Quando abandonamos a hipótese de concorrência perfeita e
admitimos a possibilidade de segmentação e poder monopolístico
nos mercados de trabalho, financeiro e de bens, os resultados teóricos tornam-se ainda mais ambíguos. Nesse caso, nem mesmo a garantia de eficiência e maior capacidade produtiva estaria assegurada.
Desprovidos de certezas teóricas, a alternativa que resta é a avaliação empírica dos impactos da liberalização comercial sobre os níveis e distribuição de renda e emprego em cada economia. Técnicas
adequadas às avaliações empíricas dessa natureza foram bastante desenvolvidas nos anos recentes e, dentre essas, os modelos de equilíbrio geral computáveis são hoje reconhecidos como a melhor ferramenta disponível.

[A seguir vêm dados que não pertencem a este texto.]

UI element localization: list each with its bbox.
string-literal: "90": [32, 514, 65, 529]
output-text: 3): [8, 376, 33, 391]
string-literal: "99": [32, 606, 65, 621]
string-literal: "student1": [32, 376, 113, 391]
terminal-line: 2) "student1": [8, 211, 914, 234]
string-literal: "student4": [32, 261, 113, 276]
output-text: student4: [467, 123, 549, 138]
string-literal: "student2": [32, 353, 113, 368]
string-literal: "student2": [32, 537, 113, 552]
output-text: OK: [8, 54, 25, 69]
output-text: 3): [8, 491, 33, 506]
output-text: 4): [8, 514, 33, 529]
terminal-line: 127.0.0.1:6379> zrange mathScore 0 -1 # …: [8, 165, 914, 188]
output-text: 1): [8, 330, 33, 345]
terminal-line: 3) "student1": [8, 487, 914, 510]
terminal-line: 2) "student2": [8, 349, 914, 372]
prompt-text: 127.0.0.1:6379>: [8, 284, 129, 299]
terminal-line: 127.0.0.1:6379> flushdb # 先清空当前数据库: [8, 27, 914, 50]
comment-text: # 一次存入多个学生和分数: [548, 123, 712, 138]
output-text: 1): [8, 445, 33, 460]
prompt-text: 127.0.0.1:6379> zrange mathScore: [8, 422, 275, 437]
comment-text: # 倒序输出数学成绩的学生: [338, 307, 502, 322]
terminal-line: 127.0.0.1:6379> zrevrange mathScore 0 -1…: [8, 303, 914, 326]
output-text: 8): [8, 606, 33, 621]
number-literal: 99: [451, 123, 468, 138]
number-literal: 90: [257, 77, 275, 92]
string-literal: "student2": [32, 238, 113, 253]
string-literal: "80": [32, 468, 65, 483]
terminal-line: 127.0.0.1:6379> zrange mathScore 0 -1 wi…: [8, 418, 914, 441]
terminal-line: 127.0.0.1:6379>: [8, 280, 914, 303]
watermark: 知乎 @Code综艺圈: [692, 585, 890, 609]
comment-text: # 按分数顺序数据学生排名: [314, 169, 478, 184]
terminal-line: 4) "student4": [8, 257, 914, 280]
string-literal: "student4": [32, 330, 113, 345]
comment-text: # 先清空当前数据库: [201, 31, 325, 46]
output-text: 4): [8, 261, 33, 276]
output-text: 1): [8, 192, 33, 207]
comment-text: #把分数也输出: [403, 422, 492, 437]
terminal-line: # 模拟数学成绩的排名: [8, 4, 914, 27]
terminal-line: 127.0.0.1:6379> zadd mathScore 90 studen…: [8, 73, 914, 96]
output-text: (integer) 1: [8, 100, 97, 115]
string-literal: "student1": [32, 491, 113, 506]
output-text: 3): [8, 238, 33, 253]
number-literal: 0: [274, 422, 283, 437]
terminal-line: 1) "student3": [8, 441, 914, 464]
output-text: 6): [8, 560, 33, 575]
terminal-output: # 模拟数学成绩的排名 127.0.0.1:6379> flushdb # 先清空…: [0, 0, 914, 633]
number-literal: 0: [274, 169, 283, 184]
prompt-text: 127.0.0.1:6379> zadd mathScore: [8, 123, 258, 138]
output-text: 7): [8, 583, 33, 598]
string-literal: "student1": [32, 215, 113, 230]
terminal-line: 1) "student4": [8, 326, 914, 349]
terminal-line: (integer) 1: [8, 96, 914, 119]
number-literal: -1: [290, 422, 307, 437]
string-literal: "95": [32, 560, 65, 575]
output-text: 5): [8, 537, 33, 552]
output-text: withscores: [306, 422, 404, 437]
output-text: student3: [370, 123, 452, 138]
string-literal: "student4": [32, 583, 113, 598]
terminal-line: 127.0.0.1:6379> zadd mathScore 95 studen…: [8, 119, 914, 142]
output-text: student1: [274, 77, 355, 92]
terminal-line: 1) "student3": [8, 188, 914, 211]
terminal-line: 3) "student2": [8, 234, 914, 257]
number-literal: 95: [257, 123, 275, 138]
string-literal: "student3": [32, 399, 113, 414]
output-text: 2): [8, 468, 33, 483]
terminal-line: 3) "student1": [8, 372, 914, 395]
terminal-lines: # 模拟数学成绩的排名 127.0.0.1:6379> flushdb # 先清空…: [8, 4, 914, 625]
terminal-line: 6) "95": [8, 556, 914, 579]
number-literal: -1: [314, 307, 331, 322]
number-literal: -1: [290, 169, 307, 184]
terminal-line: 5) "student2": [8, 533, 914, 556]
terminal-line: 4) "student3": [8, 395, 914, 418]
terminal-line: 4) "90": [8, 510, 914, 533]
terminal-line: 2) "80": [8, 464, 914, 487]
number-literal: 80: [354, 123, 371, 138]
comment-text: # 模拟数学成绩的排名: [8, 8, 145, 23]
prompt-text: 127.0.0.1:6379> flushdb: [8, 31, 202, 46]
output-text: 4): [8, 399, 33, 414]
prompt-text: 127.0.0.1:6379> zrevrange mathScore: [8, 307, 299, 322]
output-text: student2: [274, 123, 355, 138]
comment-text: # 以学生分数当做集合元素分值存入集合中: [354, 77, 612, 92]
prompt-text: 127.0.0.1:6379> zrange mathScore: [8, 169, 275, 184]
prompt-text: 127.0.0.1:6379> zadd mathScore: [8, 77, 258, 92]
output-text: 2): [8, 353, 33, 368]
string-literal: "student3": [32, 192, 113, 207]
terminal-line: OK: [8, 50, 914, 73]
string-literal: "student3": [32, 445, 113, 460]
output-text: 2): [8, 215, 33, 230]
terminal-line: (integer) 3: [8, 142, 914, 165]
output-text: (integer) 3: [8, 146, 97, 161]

Este livro utiliza um modelo de equilíbrio geral computável
para analisar os efeitos de políticas de liberalização comercial sobre o
mercado de trabalho no Brasil. O grande desafio técnico para a utilização desses modelos é conciliar o detalhamento requerido pela
análise com as estatísticas disponíveis. Além disso, para assegurar a
relevância política da análise é preciso traduzir os resultados técnicos em linguagem comum de forma a permitir que amplos setores
da sociedade sejam informados sobre as conseqüências de alternativas diversas de política comercial disponíveis.
O livro enfrenta com sucesso esses desafios. Sua grande contribuição empírica está no detalhamento dado à estrutura de emprego,
salários e renda familiar em um modelo de equilíbrio geral computável
para a economia brasileira que tornou possível cálculos bem mais
rigorosos quanto aos efeitos da política comercial sobre o emprego e
a distribuição de renda. Além disso, a organização do livro e a apre-
sentação dos resultados respondem com sucesso ao desafio de informar um público mais amplo.

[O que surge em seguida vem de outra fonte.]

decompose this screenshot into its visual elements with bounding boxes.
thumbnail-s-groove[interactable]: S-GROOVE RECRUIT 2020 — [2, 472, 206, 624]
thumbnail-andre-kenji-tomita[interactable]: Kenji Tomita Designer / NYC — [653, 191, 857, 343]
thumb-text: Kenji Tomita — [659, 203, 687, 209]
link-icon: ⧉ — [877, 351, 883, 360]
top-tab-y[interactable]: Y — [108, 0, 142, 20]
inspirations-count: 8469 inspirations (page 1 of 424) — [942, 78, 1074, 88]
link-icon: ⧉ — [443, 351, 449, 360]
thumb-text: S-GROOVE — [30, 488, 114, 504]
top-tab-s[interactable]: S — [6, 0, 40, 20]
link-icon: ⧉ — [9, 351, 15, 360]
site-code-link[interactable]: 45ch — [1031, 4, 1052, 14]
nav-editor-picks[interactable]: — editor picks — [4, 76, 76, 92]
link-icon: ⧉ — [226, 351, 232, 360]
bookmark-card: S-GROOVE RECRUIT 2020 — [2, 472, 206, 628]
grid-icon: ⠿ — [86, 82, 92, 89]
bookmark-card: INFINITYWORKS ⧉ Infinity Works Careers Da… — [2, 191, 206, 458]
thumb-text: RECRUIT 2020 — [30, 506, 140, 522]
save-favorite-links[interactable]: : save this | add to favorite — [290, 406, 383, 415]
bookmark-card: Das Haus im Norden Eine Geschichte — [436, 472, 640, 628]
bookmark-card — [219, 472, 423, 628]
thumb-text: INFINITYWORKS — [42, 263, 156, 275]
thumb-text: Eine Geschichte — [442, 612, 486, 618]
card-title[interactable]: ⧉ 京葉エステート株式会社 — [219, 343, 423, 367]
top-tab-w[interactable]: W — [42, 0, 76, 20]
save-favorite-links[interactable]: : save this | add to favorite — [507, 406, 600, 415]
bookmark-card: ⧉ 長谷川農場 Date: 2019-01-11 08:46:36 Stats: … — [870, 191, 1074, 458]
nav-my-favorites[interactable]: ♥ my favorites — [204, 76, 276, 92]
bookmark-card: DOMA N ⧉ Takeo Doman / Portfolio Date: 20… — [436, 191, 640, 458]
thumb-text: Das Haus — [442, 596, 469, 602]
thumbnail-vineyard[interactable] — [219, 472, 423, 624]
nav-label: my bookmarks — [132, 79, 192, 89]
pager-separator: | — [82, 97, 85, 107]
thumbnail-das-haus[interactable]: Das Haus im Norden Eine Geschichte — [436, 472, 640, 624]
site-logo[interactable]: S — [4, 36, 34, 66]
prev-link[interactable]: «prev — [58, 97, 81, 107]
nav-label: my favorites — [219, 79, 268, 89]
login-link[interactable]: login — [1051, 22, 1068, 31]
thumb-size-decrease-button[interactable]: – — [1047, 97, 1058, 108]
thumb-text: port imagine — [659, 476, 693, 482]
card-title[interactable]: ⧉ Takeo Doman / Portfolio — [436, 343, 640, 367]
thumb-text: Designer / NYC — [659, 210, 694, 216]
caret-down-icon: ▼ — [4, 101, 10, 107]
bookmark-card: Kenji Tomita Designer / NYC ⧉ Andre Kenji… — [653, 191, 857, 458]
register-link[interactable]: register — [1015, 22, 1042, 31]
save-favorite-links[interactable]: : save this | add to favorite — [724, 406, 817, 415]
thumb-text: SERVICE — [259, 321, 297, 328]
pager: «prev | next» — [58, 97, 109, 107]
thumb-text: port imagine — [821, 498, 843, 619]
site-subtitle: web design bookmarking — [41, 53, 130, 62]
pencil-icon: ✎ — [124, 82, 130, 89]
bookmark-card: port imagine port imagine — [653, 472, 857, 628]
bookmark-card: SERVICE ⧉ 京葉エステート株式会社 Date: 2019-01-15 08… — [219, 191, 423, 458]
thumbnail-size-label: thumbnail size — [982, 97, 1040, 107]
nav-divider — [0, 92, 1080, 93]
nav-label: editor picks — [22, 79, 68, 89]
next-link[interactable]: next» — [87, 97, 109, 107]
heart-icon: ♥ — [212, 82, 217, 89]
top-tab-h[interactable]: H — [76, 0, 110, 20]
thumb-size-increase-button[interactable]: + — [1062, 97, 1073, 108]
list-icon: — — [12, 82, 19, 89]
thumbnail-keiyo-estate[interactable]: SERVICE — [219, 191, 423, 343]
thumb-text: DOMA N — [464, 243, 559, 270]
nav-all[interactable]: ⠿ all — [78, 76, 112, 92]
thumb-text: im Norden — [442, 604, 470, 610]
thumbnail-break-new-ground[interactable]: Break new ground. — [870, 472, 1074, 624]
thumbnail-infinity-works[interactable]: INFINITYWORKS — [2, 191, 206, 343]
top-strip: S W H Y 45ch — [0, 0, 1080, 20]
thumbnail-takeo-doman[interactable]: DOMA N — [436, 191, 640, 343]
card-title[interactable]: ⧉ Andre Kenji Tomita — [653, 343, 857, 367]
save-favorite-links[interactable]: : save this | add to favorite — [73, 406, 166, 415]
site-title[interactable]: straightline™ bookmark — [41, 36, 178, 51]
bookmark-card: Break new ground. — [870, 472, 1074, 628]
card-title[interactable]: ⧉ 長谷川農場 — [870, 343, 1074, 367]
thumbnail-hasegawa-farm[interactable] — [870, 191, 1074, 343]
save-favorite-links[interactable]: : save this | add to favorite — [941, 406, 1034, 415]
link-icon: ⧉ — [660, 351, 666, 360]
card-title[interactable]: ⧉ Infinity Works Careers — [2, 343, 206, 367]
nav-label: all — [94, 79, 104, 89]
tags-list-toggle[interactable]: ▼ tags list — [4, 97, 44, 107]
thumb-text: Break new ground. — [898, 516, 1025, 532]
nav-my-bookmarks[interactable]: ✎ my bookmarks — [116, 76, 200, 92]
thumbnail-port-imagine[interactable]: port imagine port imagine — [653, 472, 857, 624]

Para a política econômica, a grande contribuição do estudo
está no resultado das simulações, mostrando que a liberalização comercial ocorrida na primeira metade da década de 1990 teve efeitos
pouco significativos sobre a estrutura de produção, emprego e rendimentos da economia brasileira. No desempenho do mercado de
trabalho, teria havido um pequeno efeito no sentido de melhorar a
distribuição de renda e reduzir a incidência de pobreza. Esses resultados, embora frustrantes na medida em que reduzem a importância
do processo de globalização para a economia, trazem implicações
importantes para a política comercial, sinalizando para a possibilidade e necessidade de uma postura menos defensiva por parte do
governo brasileiro.
Apresentar este livro é, para mim, motivo de dupla satisfação.

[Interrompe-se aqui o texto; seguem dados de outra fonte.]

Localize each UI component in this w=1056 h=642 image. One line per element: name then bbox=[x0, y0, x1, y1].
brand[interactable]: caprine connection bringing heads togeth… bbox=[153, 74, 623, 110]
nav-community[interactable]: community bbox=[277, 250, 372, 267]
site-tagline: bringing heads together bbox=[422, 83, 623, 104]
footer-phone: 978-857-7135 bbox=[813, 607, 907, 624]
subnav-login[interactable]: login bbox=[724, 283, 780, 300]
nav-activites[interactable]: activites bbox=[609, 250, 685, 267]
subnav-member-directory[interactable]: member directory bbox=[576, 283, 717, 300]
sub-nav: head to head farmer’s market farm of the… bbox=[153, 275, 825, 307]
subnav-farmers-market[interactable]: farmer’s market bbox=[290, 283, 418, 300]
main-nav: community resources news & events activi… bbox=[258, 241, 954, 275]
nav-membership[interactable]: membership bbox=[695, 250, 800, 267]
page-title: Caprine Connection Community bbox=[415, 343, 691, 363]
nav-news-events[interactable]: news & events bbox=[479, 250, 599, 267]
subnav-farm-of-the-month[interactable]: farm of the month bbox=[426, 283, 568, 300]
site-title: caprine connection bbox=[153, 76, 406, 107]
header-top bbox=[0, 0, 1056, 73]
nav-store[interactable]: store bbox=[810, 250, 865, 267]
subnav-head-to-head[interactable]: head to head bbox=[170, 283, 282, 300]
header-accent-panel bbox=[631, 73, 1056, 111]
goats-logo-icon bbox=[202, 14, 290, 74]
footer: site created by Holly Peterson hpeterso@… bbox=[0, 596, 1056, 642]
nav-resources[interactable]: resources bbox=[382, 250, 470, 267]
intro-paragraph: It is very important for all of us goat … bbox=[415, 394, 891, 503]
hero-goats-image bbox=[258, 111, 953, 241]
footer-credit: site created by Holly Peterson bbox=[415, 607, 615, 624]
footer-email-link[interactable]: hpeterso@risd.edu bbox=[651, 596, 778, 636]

Primeiro, por se tratar de um estudo que insere o IPEA no debate
atual sobre a política econômica brasileira, trazendo uma mensagem
positiva e afirmativa. Segundo, por expressar o sucesso da atuação
conjunta das Diretorias de Estudos Macroeconômicos e de Estudos
Sociais do IPEA, mérito que deve ser creditado a Honorio Kume e
Carlos Henrique Corseuil.
Por fim, gostaria de deixar registrado que o projeto de pesquisa
que deu origem a esse livro foi realizado ao longo de 2001 e 2002,
durante a gestão de Roberto Borges Martins como Presidente do
IPEA. A iniciativa e a liderança intelectual do projeto couberam a
Ricardo Paes de Barros, então Diretor de Estudos Sociais do IPEA.